I’ve been asked a lot why I have not gone down the crowd-funding road. Although I’ve been tempted and have a few friends (mostly American) who have used Pledge and similar platforms successfully, I have a real problem with the actual concept. I feel that living off fan donations is not viable by any stretch of the imagination. It’s like owning a shop, but asking all your customers to donate money towards the shop’s rent before they enter to buy things… I’ve seen too many cringe worthy crowd-funding videos of timid artists, trying to keep their cool whilst saying things like: “Oh, and if you donate this much, you can have this jacket I’m wearing too – and here’s a picture I drew yesterday, which you’ll get if you through in an extra 10 quid”. It’s not that I haven’t seen artists who have crafted very sweet and appropriate crowd funding campaigns, it’s just that I’ve seen too many that haven’t.

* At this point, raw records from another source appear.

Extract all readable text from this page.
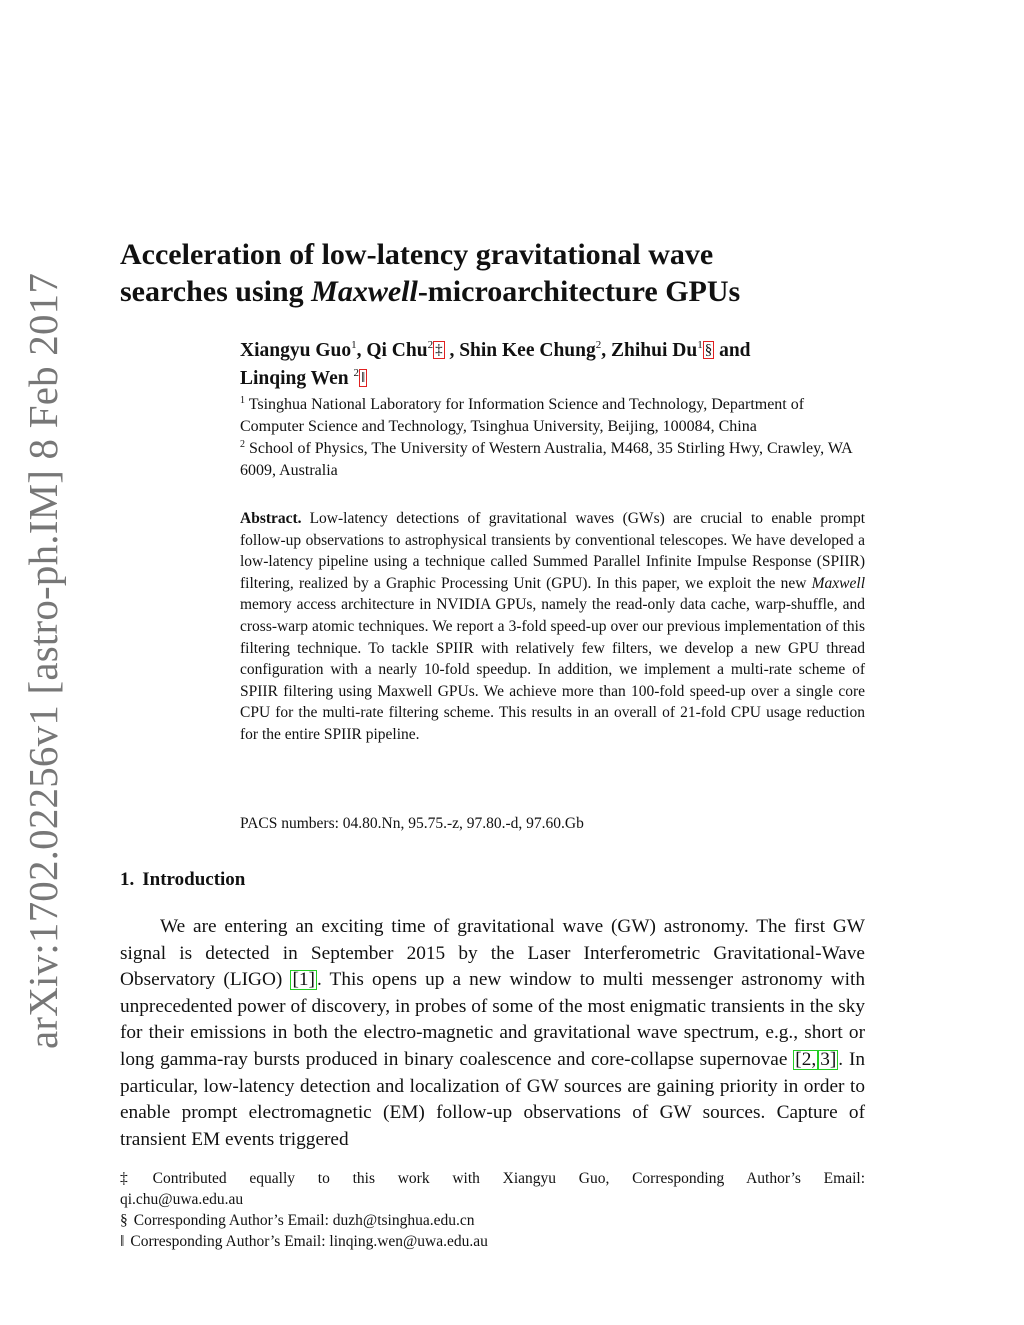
arXiv:1702.02256v1 [astro-ph.IM] 8 Feb 2017
Acceleration of low-latency gravitational wave
searches using Maxwell-microarchitecture GPUs
Xiangyu Guo$^1$, Qi Chu$^2$ ‡ , Shin Kee Chung$^2$, Zhihui Du$^1$ § and
Linqing Wen $^2$ ‖
$^1$ Tsinghua National Laboratory for Information Science and Technology, Department of Computer Science and Technology, Tsinghua University, Beijing, 100084, China
$^2$ School of Physics, The University of Western Australia, M468, 35 Stirling Hwy, Crawley, WA 6009, Australia

Abstract. Low-latency detections of gravitational waves (GWs) are crucial to enable prompt follow-up observations to astrophysical transients by conventional telescopes. We have developed a low-latency pipeline using a technique called Summed Parallel Infinite Impulse Response (SPIIR) filtering, realized by a Graphic Processing Unit (GPU). In this paper, we exploit the new Maxwell memory access architecture in NVIDIA GPUs, namely the read-only data cache, warp-shuffle, and cross-warp atomic techniques. We report a 3-fold speed-up over our previous implementation of this filtering technique. To tackle SPIIR with relatively few filters, we develop a new GPU thread configuration with a nearly 10-fold speedup. In addition, we implement a multi-rate scheme of SPIIR filtering using Maxwell GPUs. We achieve more than 100-fold speed-up over a single core CPU for the multi-rate filtering scheme. This results in an overall of 21-fold CPU usage reduction for the entire SPIIR pipeline.

PACS numbers: 04.80.Nn, 95.75.-z, 97.80.-d, 97.60.Gb
1. Introduction

We are entering an exciting time of gravitational wave (GW) astronomy. The first GW signal is detected in September 2015 by the Laser Interferometric Gravitational-Wave Observatory (LIGO) [1] . This opens up a new window to multi messenger astronomy with unprecedented power of discovery, in probes of some of the most enigmatic transients in the sky for their emissions in both the electro-magnetic and gravitational wave spectrum, e.g., short or long gamma-ray bursts produced in binary coalescence and core-collapse supernovae [2, 3] . In particular, low-latency detection and localization of GW sources are gaining priority in order to enable prompt electromagnetic (EM) follow-up observations of GW sources. Capture of transient EM events triggered

‡ Contributed equally to this work with Xiangyu Guo, Corresponding Author’s Email:

qi.chu@uwa.edu.au

§ Corresponding Author’s Email: duzh@tsinghua.edu.cn

‖ Corresponding Author’s Email: linqing.wen@uwa.edu.au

As of late, Amanda Palmer has hit the headlines with her very successful crowd funding campaign. I loved her video (and love her Ukelele Anthem too!), but let’s get one thing straight: Amanda Palmer was part of the very successful group ‘The Dresden Dolls’ who released two studio albums with major label backing and billboard chat placements, world tours, etc. For an artist who has had a successful career of about 10 years and an international fan base of size to suit, of course you can achieve a great result like she has. It is important to keep in mind that it costs a lot of time, resources and money to get to a point where one has a fan base large enough to ‘live off’. I know that might not be a very cool thing to say, but it’s true, so there!

So where should support come from?

Some countries seem to put a lot more value on new music and do a much better job in funding talent, such as Switzerland, Germany and the Nordic Countries. It is a little ironic that the countries responsible for the majority of groundbreaking music, the UK and the USA, provide so little funding opportunities for the arts.

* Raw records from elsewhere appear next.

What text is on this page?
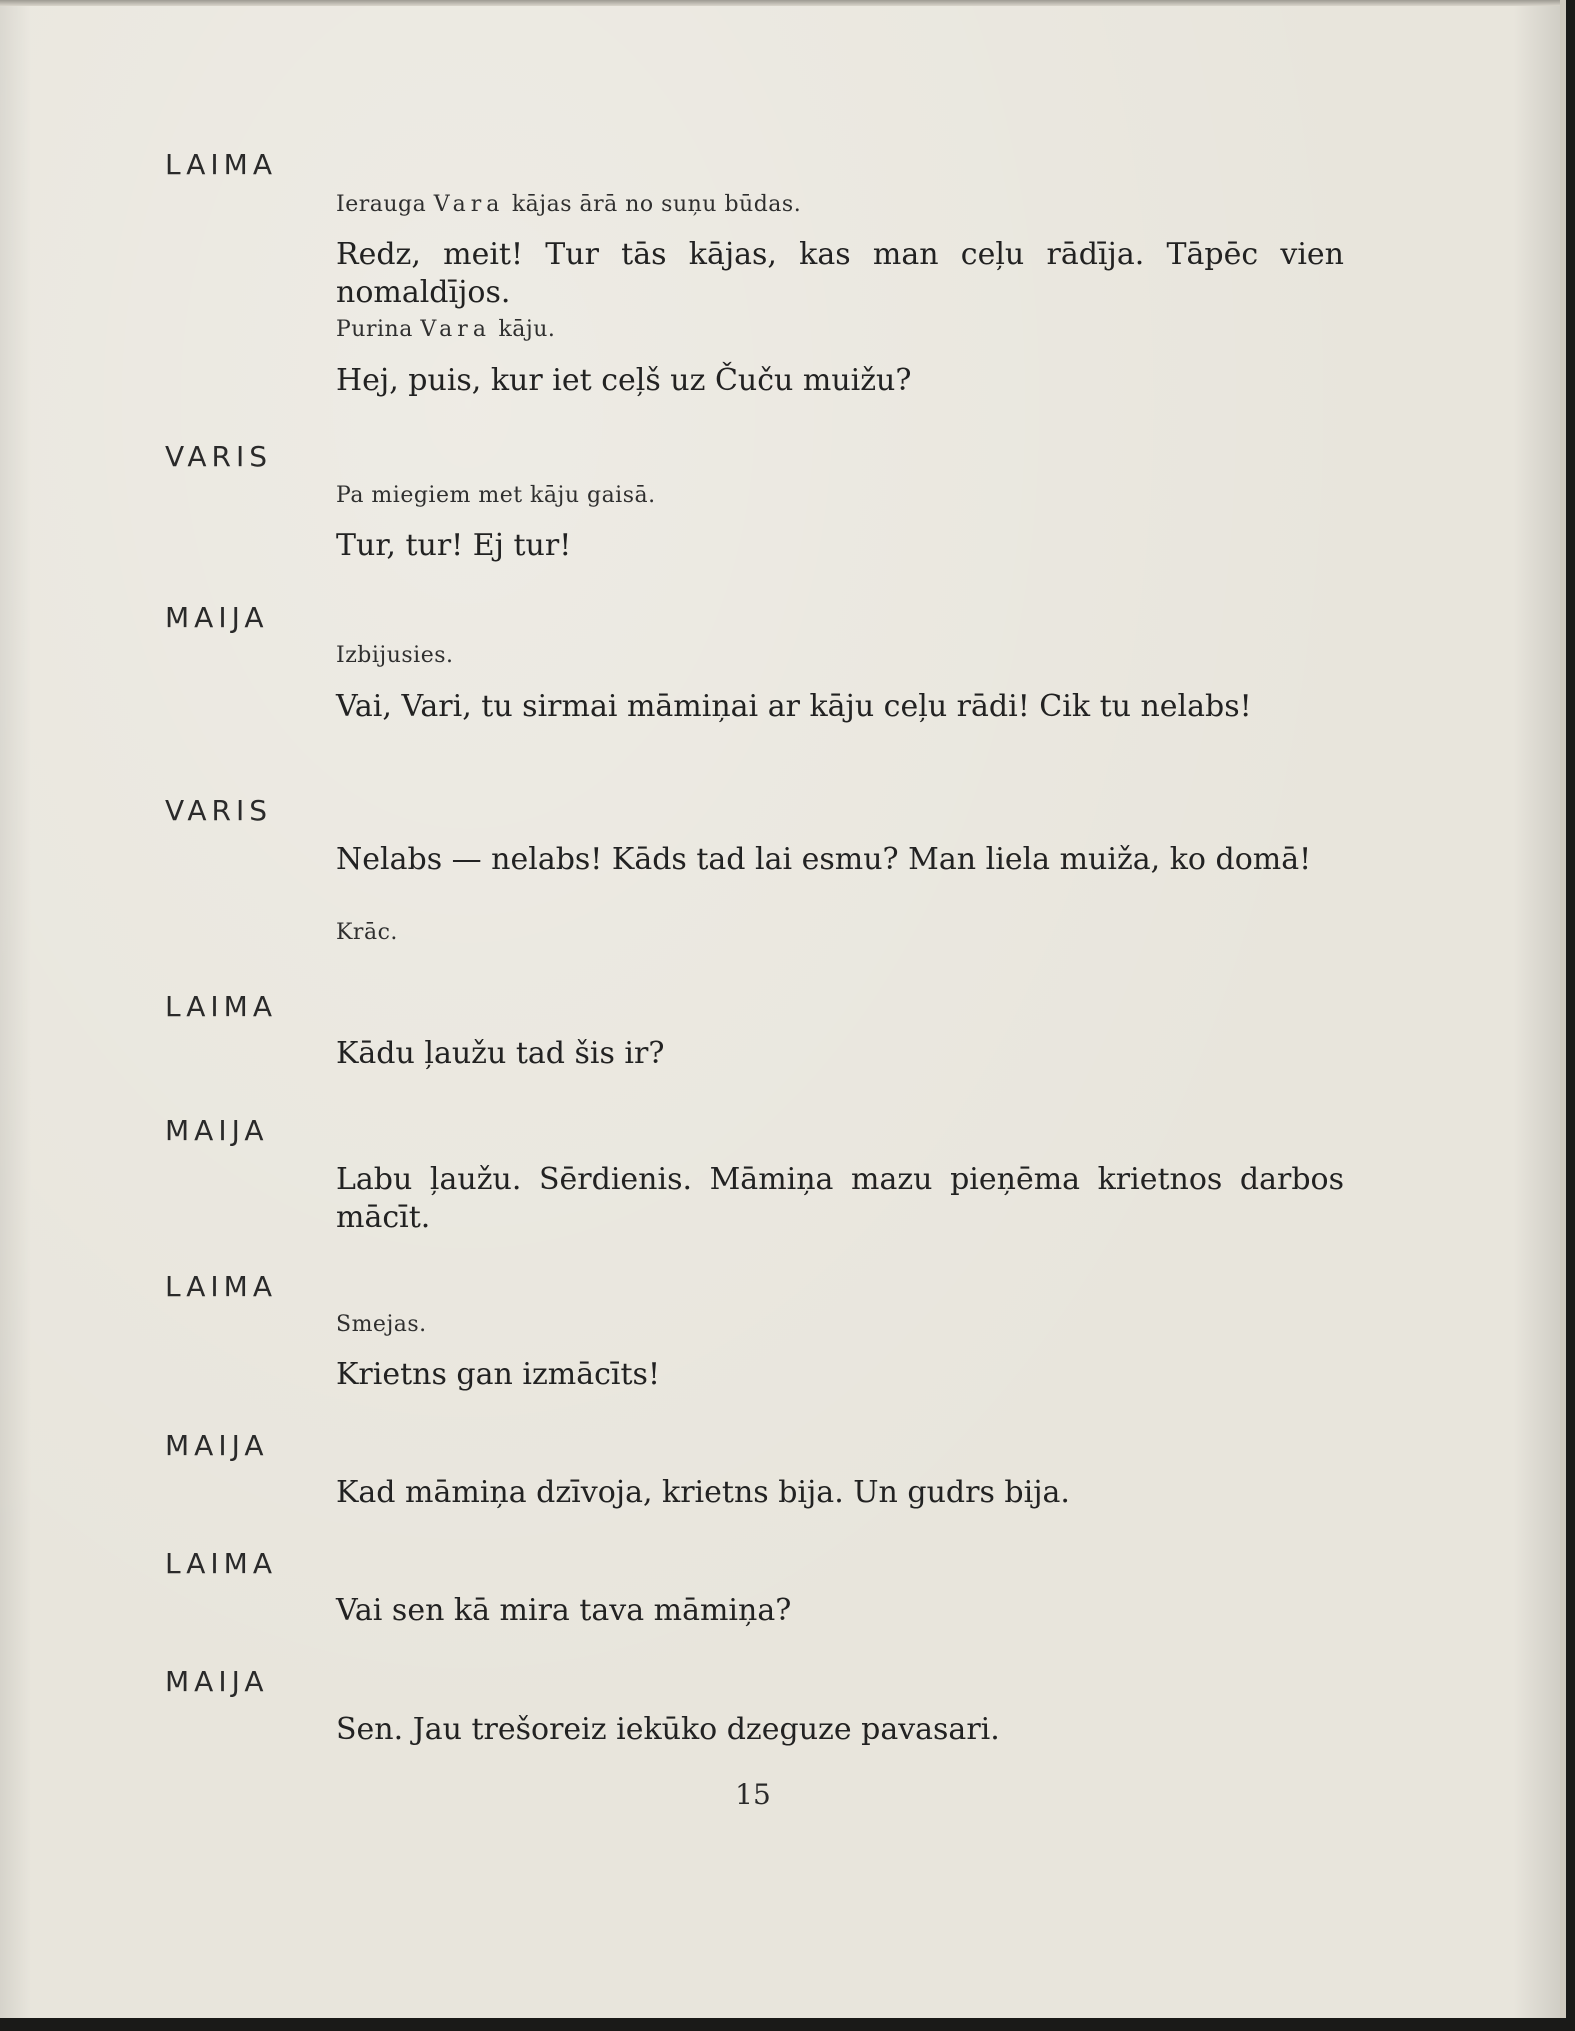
LAIMA
Ierauga Vara kājas ārā no suņu būdas.
Redz, meit! Tur tās kājas, kas man ceļu rādīja. Tāpēc vien nomaldījos.
Purina Vara kāju.
Hej, puis, kur iet ceļš uz Čuču muižu?
VARIS
Pa miegiem met kāju gaisā.
Tur, tur! Ej tur!
MAIJA
Izbijusies.
Vai, Vari, tu sirmai māmiņai ar kāju ceļu rādi! Cik tu nelabs!
VARIS
Nelabs — nelabs! Kāds tad lai esmu? Man liela muiža, ko domā!
Krāc.
LAIMA
Kādu ļaužu tad šis ir?
MAIJA
Labu ļaužu. Sērdienis. Māmiņa mazu pieņēma krietnos darbos mācīt.
LAIMA
Smejas.
Krietns gan izmācīts!
MAIJA
Kad māmiņa dzīvoja, krietns bija. Un gudrs bija.
LAIMA
Vai sen kā mira tava māmiņa?
MAIJA
Sen. Jau trešoreiz iekūko dzeguze pavasari.
15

I really don’t care if you download my music for free, I may even encourage you to do so – but we can’t survive in the new if we don’t shake up the old and at the moment I feel stuck between an industry that won’t move and a world of technology that’s growing exponentially. We need a new, radically different support system and I have yet to hear anyone come up with viable ideas – let’s get thinking!!

3 Replies to “Thoughts on Intellectual copyright, crowd-funding and other fun stuff”

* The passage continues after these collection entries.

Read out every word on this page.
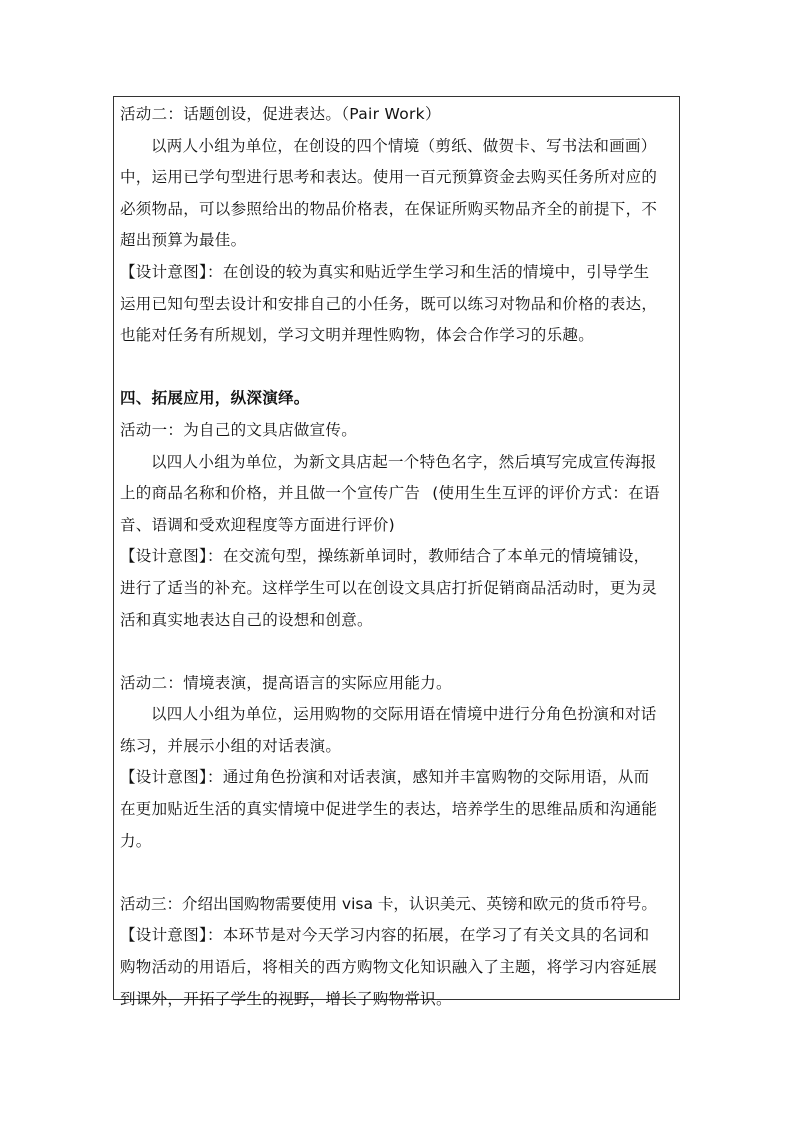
活动二：话题创设，促进表达。（Pair Work）
以两人小组为单位，在创设的四个情境（剪纸、做贺卡、写书法和画画）
中，运用已学句型进行思考和表达。使用一百元预算资金去购买任务所对应的
必须物品，可以参照给出的物品价格表，在保证所购买物品齐全的前提下，不
超出预算为最佳。
【设计意图】：在创设的较为真实和贴近学生学习和生活的情境中，引导学生
运用已知句型去设计和安排自己的小任务，既可以练习对物品和价格的表达，
也能对任务有所规划，学习文明并理性购物，体会合作学习的乐趣。
四、拓展应用，纵深演绎。
活动一：为自己的文具店做宣传。
以四人小组为单位，为新文具店起一个特色名字，然后填写完成宣传海报
上的商品名称和价格，并且做一个宣传广告 (使用生生互评的评价方式：在语
音、语调和受欢迎程度等方面进行评价)
【设计意图】：在交流句型，操练新单词时，教师结合了本单元的情境铺设，
进行了适当的补充。这样学生可以在创设文具店打折促销商品活动时，更为灵
活和真实地表达自己的设想和创意。
活动二：情境表演，提高语言的实际应用能力。
以四人小组为单位，运用购物的交际用语在情境中进行分角色扮演和对话
练习，并展示小组的对话表演。
【设计意图】：通过角色扮演和对话表演，感知并丰富购物的交际用语，从而
在更加贴近生活的真实情境中促进学生的表达，培养学生的思维品质和沟通能
力。
活动三：介绍出国购物需要使用 visa 卡，认识美元、英镑和欧元的货币符号。
【设计意图】：本环节是对今天学习内容的拓展，在学习了有关文具的名词和
购物活动的用语后，将相关的西方购物文化知识融入了主题，将学习内容延展
到课外，开拓了学生的视野，增长了购物常识。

  1. Pingback: Fan-funding albums
  2. “I feel stuck between an industry that won’t move and a world of technology that’s growing exponentially.”

    Absolutely! I don’t think that there is ever going to be a ‘top down’ solution (i.e. a group of “authoritative” people who band together and make up a new set of rules to fix the music industry”.

    Instead, I optimistically envision bigger change looming when the rapid advances in technology actually start to take care of the worlds bigger problems, energy crisis, food and resource shortages, poverty, health care etc.
    When some real headway is made in those areas, then we won’t really have so much pressure on the whole “make a living” thing, there will be plenty of “living” to go around, more free time to do as one pleases, focus on actual good causes and of course taken under the wings will be the arts and creative pursuits.

    The only actual proposed ideal that comes close to this are those trying to propose REAL change like The Venus Project, Zeitgeist Movement, etc.

    Thanks for the food for thought!